Academic Year 2011/2, Semester 2

Multimodal Communication, Corpora and Systems


Dr Patrizia Paggio

Institute of Linguistics 

University of Malta

The purpose of this course is to introduce the students to the inter-disciplinary area of multimodal research and make them familiar with methods for the collection, annotation and analysis of annotated multimodal data. The course will be a mixture of lectures and practical work. It consists of three parts, as detailed below.


Interaction of speech and non-verbal behavior in human communication

In the first part of the course, theoretical approaches to multimodal communication from the literature will be presented and examples from video material will be shown and discussed.  The main focus will be on methodologies for the classification of different types of non-verbal behaviour (hand gestures, head movements, body posture, facial expressions).  The interaction of gesture with speech, and how it can be modelled in cognitive or linguistic terms, will be discussed. Related topics that may be included in the course are the use of gesture in sign language as well as cultural differences in non-verbal behaviour. 

Annotation models and procedures

In this part, various approaches to gesture annotation, from those implying a detailed analysis of gesture shape to those based on categorical or functional interpretation, will be described. Issues related to the identification, segmentation and interpretation of multimodal  contributions, including how to measure inter-annotator agreement, will be discussed.

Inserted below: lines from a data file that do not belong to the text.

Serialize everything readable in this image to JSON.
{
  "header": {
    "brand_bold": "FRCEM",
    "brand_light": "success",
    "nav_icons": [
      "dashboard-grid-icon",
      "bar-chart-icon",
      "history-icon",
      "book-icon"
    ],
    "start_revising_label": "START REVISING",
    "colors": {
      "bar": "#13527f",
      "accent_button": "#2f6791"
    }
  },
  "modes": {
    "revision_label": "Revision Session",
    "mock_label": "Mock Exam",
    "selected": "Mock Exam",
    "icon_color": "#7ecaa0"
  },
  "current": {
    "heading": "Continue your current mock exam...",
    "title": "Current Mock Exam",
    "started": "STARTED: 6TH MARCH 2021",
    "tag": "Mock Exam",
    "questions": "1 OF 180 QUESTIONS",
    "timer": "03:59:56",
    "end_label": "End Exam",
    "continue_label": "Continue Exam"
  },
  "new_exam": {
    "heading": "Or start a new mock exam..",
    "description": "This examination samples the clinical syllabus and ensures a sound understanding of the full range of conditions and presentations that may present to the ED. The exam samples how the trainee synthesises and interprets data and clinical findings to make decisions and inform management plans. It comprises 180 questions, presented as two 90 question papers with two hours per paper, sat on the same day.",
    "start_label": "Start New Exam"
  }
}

The  students will be working with the annotation of selected examples using the ANVIL annotation tool (

Multimodal corpora, analyses and systems

The final part of the course deals with existing annotated multimodal corpora. It will be  shown how these corpora have been analysed to gain insight into various aspects of  multimodal communication. It will be discussed how machine learning experiments can be conducted on multimodal data. Finally, examples will be given of how multimodal data are used to develop multimodal interfaces, especially those relying on the use of talking heads and embodied conversational agents.



Last Updated: 31 August 2012